Reprimida pela colonização espanhola, a celebração só foi retomada na década de 40 
Assistir à celebração do Inti Raymi em Cusco é uma experiência inesquecível. A festa, marcada por cantos danças e desfiles rituais, foi extinta a partir da invasão espanhola, no Século 16. Mas os ritos foram preservados na tradição oral do povo da Cordilheira e, a partir da década de 40 do Século 20, começaram a ser reconstituídos, num esforço apoiado por historiadores, arqueólogos e antropólogos.

Neste post tem todas as dicas para você participar da maior festa do povo inca, realizada todos os anos em Cusco, no dia 24 de junho. Na minha quarta visita à cidade, agora em fevereiro de 2018, reuni as informações fresquinhas sobre a festa deste ano, para ajudar seu planejamento.


☑️ Como é o Inti Raymi
Assisti às celebrações do Inti Raymi em 2003, na minha segunda viagem a Cusco. Foi emocionante ver as tradições indígenas tão fortes, apesar dos 500 anos de massacre e europeização dos povos originais das Américas.

Foi a instituição do “Dia del Cusco”, em 1944, que ajudou a ressuscitar a Festa do Sol. Desde então, a comemoração cresce a cada ano, atraindo gente do mundo inteiro à antiga capital dos Incas. A cidade ferve nesses dias de junho: hotéis e pousadas lotados, ruas fechadas pelos desfiles cívicos e religiosos, multidões por todos os cantos.

As danças e cânticos da cerimônia foram reconstituídos 
com base na tradição oral e em alguns relatos escritos 
dos Séculos 15 e 16
A festa do Inti Raymi é o ponto alto das celebrações do “Dia del Cusco” (também chamado de “Dia do Indígena” ou “Dia do Camponês, que no Peru são praticamente sinônimos). A data cívica é um tributo, principalmente, ao orgulho quéchua, povo que não faz cerimônia para chamar de invasão a “descoberta” da América — como está expresso na placa alusiva ao 12 de outubro de 1492, fixada em Hauqaypata (a Plaza de Armas).

O 24 de junho começa no Qorikancha, o Templo do Sol, que ressurgiu sob a Igreja de São Domingos, devastada pelo terremoto de 1954 — muitas das construções espanholas desabaram com o abalo, revelando as edificações incas que lhes serviram de alicerce.
Desfile no Centro de Cusco
Depois da cerimônia no Templo do Sol, há um grande desfile cívico que parte de Hauqaypata e reúne delegações de centenas de povoados da Cordilheira, cada grupo mais orgulhoso de suas vestimentas tradicionais. 
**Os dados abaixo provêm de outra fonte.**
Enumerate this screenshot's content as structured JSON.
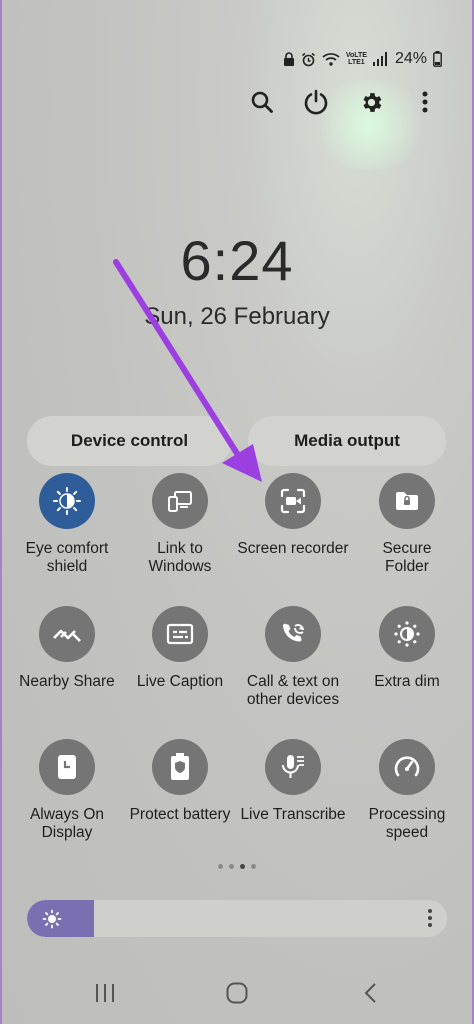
{
  "status_bar": {
    "battery_percent": "24%",
    "network_label_top": "VoLTE",
    "network_label_bottom": "LTE1",
    "icons": [
      "lock-icon",
      "alarm-icon",
      "wifi-icon",
      "volte-icon",
      "signal-icon",
      "battery-icon"
    ]
  },
  "top_actions": [
    {
      "name": "search-button",
      "icon": "search-icon"
    },
    {
      "name": "power-button",
      "icon": "power-icon"
    },
    {
      "name": "settings-button",
      "icon": "gear-icon"
    },
    {
      "name": "more-options-button",
      "icon": "more-vertical-icon"
    }
  ],
  "lockscreen": {
    "time": "6:24",
    "date": "Sun, 26 February"
  },
  "pills": {
    "device_control": "Device control",
    "media_output": "Media output"
  },
  "tiles": [
    {
      "label": "Eye comfort\nshield",
      "icon": "eye-comfort-icon",
      "active": true
    },
    {
      "label": "Link to\nWindows",
      "icon": "link-to-windows-icon",
      "active": false
    },
    {
      "label": "Screen recorder",
      "icon": "screen-recorder-icon",
      "active": false
    },
    {
      "label": "Secure\nFolder",
      "icon": "secure-folder-icon",
      "active": false
    },
    {
      "label": "Nearby Share",
      "icon": "nearby-share-icon",
      "active": false
    },
    {
      "label": "Live Caption",
      "icon": "live-caption-icon",
      "active": false
    },
    {
      "label": "Call & text on\nother devices",
      "icon": "call-text-icon",
      "active": false
    },
    {
      "label": "Extra dim",
      "icon": "extra-dim-icon",
      "active": false
    },
    {
      "label": "Always On\nDisplay",
      "icon": "always-on-display-icon",
      "active": false
    },
    {
      "label": "Protect battery",
      "icon": "protect-battery-icon",
      "active": false
    },
    {
      "label": "Live Transcribe",
      "icon": "live-transcribe-icon",
      "active": false
    },
    {
      "label": "Processing\nspeed",
      "icon": "processing-speed-icon",
      "active": false
    }
  ],
  "page_indicator": {
    "pages": 4,
    "current": 3
  },
  "brightness": {
    "level": 0.16
  },
  "nav_bar": [
    "recents-icon",
    "home-icon",
    "back-icon"
  ],
  "colors": {
    "active_tile": "#2f5d99",
    "tile": "#757575",
    "brightness_fill": "#7a6fb0",
    "annotation_arrow": "#9b3fe0"
  }
}
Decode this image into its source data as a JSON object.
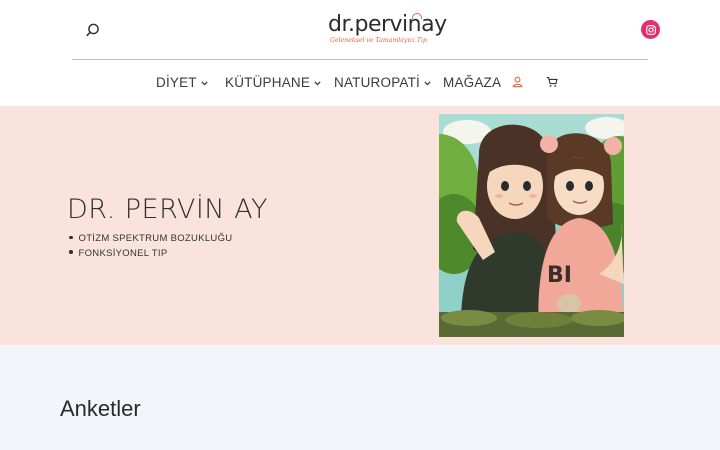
{
  "header": {
    "logo_text": "dr.pervinay",
    "logo_tagline": "Geleneksel ve Tamamlayıcı Tıp",
    "search_icon": "search-icon",
    "social_icon": "instagram-icon",
    "social_color": "#e1306c"
  },
  "nav": {
    "items": [
      {
        "label": "DİYET",
        "has_dropdown": true
      },
      {
        "label": "KÜTÜPHANE",
        "has_dropdown": true
      },
      {
        "label": "NATUROPATİ",
        "has_dropdown": true
      },
      {
        "label": "MAĞAZA",
        "has_dropdown": false
      }
    ],
    "account_icon": "user-icon",
    "cart_icon": "cart-icon",
    "account_icon_color": "#e0734a"
  },
  "hero": {
    "title": "DR. PERVİN AY",
    "bullets": [
      "OTİZM SPEKTRUM BOZUKLUĞU",
      "FONKSİYONEL TIP"
    ],
    "background": "#f9e3dc",
    "image_alt": "Anime-style illustration of a woman and a young girl embracing outdoors"
  },
  "section": {
    "title": "Anketler",
    "background": "#f2f5fa"
  }
}
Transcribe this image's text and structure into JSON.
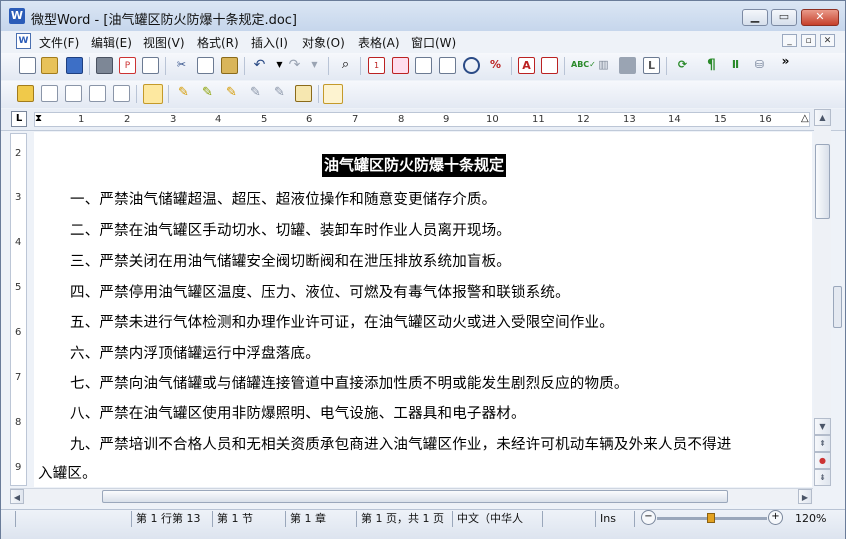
{
  "window": {
    "title": "微型Word - [油气罐区防火防爆十条规定.doc]",
    "app_icon_letter": "W"
  },
  "menu": [
    "文件(F)",
    "编辑(E)",
    "视图(V)",
    "格式(R)",
    "插入(I)",
    "对象(O)",
    "表格(A)",
    "窗口(W)"
  ],
  "ruler": {
    "corner": "L",
    "marks": [
      "1",
      "2",
      "3",
      "4",
      "5",
      "6",
      "7",
      "8",
      "9",
      "10",
      "11",
      "12",
      "13",
      "14",
      "15",
      "16"
    ],
    "vertical": [
      "2",
      "3",
      "4",
      "5",
      "6",
      "7",
      "8",
      "9"
    ]
  },
  "document": {
    "title": "油气罐区防火防爆十条规定",
    "paragraphs": [
      "一、严禁油气储罐超温、超压、超液位操作和随意变更储存介质。",
      "二、严禁在油气罐区手动切水、切罐、装卸车时作业人员离开现场。",
      "三、严禁关闭在用油气储罐安全阀切断阀和在泄压排放系统加盲板。",
      "四、严禁停用油气罐区温度、压力、液位、可燃及有毒气体报警和联锁系统。",
      "五、严禁未进行气体检测和办理作业许可证，在油气罐区动火或进入受限空间作业。",
      "六、严禁内浮顶储罐运行中浮盘落底。",
      "七、严禁向油气储罐或与储罐连接管道中直接添加性质不明或能发生剧烈反应的物质。",
      "八、严禁在油气罐区使用非防爆照明、电气设施、工器具和电子器材。",
      "九、严禁培训不合格人员和无相关资质承包商进入油气罐区作业，未经许可机动车辆及外来人员不得进",
      "入罐区。"
    ]
  },
  "status": {
    "position": "第 1 行第 13",
    "section": "第 1 节",
    "chapter": "第 1 章",
    "pages": "第 1 页，共 1 页",
    "language": "中文（中华人",
    "mode": "Ins",
    "zoom": "120%"
  },
  "colors": {
    "accent_blue": "#2b5cb8",
    "close_red": "#c6402b",
    "zoom_thumb": "#e3a221"
  }
}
Eles cantam e dançam por toda a cidade. É um carnaval animado, movido a chicha (bebida feita de milho, oferecida ao Deus Sol), flautas e tambores.

O Qorikancha, Templo do Sol, foi transformado na Igreja de Santo Domingo. Um terremoto derrubou as reformas feitas pelos espanhóis, revelando as paredes incas, que resistiram ao abalo
O interior do Templo do Sol, na parte transformada em claustro da Igreja de São Domingos 
No meio da tarde, começam todos a subir a íngreme encosta pela calçada inca que leva ao Templo de Sacsayhuaman. É lá, no alto de uma das montanhas que circundam a a cidade, que acontece a parte mais esperada da festa, a representação coreografada do Inti Raymi, a louvação ao Deus Sol.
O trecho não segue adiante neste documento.